CHARLOTTESVILLE, Va., Dec. 1, 2020 /PRNewswire/ -- In an article in the Journal of Marketing—based on data from over 3,000 people who took part in 10 experiments—and in a follow-up article in Harvard Business Review, Chiara Longoni (Boston University) and Luca Cian (Darden School of Business) provide evidence supporting what they call a word-of-machine effect: the circumstances in which people prefer AI recommenders to human ones.
More and more companies are leveraging technological advances in AI, machine learning, and natural language processing to provide relevant and in-the-moment recommendations to consumers. As these companies evaluate using AI-based assistance, there is one critical question that must be asked: When do consumers trust the "word of machine," and when do they resist it?
The word-of-machine effect stems from a (false) lay belief for which people believe that AI systems are more competent than humans in dispensing advice when functional and practical qualities (utilitarian) are desired and less competent when the desired qualities are experiential and sensory-based (hedonic). As a consequence, consumers prefer AI recommenders over human ones when a product or service has utilitarian characteristics. Conversely, consumers prefer human recommenders over AI ones when a product or service has hedonic characteristics.
There are also interventions that managers might deploy to correct the lay belief underlying the word-of-machine effect. Companies selling more sensorial products (e.g., fragrances) may still use AI to engage customers. Customers embrace AI as long as it works in partnership with humans. Also, asking customers to consider the opposite viewpoint of what they initially believe about AI competence successfully reduces the effect.

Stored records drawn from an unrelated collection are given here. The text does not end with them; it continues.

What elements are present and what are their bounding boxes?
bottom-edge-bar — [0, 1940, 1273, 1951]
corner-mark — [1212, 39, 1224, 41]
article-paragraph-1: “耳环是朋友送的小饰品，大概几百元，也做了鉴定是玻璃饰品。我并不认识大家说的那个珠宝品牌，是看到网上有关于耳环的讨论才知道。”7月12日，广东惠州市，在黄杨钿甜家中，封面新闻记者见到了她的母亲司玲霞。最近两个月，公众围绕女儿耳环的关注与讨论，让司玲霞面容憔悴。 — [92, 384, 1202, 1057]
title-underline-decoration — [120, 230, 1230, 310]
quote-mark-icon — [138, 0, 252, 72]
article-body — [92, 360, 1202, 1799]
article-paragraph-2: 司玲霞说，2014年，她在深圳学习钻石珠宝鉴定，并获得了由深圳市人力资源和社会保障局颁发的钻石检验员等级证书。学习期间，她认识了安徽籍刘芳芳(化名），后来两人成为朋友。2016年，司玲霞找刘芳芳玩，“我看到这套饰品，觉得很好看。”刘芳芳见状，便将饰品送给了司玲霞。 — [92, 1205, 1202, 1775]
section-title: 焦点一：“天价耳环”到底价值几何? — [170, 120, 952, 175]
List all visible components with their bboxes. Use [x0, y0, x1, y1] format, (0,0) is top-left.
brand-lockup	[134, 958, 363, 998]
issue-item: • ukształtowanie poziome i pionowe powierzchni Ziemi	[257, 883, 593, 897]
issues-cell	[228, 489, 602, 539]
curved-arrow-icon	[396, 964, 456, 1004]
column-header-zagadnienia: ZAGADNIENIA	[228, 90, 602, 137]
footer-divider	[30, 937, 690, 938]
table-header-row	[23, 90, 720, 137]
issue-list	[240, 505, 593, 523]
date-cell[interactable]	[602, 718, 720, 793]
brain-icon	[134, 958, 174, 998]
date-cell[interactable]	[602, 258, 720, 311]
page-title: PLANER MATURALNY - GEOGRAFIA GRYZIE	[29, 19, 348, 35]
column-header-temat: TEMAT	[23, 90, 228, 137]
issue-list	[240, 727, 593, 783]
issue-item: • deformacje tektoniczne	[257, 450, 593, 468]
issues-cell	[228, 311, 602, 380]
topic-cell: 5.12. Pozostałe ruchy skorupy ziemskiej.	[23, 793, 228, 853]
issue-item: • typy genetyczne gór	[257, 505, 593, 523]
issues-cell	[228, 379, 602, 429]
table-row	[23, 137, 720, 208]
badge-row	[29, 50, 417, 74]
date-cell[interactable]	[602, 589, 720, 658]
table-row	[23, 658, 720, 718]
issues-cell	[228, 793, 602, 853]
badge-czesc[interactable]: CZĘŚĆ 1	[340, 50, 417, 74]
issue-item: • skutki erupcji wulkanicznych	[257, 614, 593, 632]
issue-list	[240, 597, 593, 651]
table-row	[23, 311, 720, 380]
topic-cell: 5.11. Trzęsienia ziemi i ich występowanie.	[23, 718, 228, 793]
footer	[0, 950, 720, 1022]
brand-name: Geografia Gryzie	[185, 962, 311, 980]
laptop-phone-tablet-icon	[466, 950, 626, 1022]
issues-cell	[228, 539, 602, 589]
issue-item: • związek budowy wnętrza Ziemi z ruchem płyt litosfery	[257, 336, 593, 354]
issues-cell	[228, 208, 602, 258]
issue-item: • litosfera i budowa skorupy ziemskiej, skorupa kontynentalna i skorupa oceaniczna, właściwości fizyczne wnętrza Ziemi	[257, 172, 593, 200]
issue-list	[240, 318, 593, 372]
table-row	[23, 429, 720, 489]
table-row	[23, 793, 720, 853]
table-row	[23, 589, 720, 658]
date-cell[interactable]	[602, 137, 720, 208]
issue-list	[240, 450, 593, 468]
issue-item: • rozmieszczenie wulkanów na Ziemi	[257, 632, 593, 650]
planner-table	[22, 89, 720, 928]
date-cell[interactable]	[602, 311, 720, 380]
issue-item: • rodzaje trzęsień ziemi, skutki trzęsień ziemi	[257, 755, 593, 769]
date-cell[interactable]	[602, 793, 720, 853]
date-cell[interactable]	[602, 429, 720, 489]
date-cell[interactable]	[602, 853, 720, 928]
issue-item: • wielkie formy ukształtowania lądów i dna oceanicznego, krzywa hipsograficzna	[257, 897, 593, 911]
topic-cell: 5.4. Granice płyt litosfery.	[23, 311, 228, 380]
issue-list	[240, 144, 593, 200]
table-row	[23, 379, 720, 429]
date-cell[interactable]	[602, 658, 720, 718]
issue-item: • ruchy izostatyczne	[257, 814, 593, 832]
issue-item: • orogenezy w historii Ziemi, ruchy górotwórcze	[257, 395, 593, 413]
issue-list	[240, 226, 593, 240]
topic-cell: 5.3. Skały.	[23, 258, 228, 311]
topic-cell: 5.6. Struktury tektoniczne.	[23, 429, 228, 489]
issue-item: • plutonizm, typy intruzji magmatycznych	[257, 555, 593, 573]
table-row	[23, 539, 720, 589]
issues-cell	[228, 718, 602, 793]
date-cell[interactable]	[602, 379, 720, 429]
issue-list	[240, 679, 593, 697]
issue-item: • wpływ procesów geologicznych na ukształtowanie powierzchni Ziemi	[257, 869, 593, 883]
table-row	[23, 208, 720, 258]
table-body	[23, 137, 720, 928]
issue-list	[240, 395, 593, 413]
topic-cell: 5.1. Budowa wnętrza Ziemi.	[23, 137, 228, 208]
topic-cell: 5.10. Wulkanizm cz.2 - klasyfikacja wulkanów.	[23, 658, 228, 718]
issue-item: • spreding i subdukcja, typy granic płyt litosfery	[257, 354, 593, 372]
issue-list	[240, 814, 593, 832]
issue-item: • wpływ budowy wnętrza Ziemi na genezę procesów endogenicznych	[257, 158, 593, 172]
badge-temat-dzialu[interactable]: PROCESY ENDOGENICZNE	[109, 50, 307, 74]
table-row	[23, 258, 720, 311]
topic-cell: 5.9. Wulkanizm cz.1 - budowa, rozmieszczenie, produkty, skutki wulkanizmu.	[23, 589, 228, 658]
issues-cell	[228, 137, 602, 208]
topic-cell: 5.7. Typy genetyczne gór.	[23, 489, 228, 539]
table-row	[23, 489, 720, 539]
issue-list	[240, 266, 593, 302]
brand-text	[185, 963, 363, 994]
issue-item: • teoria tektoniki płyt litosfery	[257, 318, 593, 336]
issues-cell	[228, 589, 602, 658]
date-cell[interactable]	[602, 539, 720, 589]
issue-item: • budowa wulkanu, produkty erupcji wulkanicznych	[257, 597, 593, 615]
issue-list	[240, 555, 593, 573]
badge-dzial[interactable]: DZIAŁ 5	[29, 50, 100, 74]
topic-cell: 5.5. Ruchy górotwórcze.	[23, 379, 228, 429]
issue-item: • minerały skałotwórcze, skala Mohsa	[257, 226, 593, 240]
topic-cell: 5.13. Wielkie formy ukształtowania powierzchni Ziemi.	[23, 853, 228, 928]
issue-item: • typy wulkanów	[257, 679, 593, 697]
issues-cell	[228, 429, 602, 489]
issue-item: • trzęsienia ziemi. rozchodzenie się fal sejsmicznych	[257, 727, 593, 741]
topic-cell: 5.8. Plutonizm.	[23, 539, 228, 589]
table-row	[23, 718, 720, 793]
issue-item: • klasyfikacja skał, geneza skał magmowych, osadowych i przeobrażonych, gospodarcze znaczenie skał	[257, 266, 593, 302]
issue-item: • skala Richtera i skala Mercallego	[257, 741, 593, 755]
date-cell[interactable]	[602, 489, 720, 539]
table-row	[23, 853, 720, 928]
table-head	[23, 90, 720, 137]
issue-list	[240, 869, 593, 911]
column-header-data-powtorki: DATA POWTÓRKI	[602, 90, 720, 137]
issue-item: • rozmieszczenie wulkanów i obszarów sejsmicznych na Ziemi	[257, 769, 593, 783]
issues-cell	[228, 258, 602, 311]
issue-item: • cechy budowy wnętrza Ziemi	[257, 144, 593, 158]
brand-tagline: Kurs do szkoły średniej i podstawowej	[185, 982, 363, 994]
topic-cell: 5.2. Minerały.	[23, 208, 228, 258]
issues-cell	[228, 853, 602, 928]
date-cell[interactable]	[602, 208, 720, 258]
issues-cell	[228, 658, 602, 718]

Overall, the word-of-machine effect has important implications as rapid development and adoption of applications of AI, machine learning, and natural language processing challenge managers and policy-makers to harness these transformative technologies. The digital marketplace is crowded and consumer attention span is short. Understanding the conditions under which consumers trust, and do not trust, AI advice will give companies a competitive advantage in this space.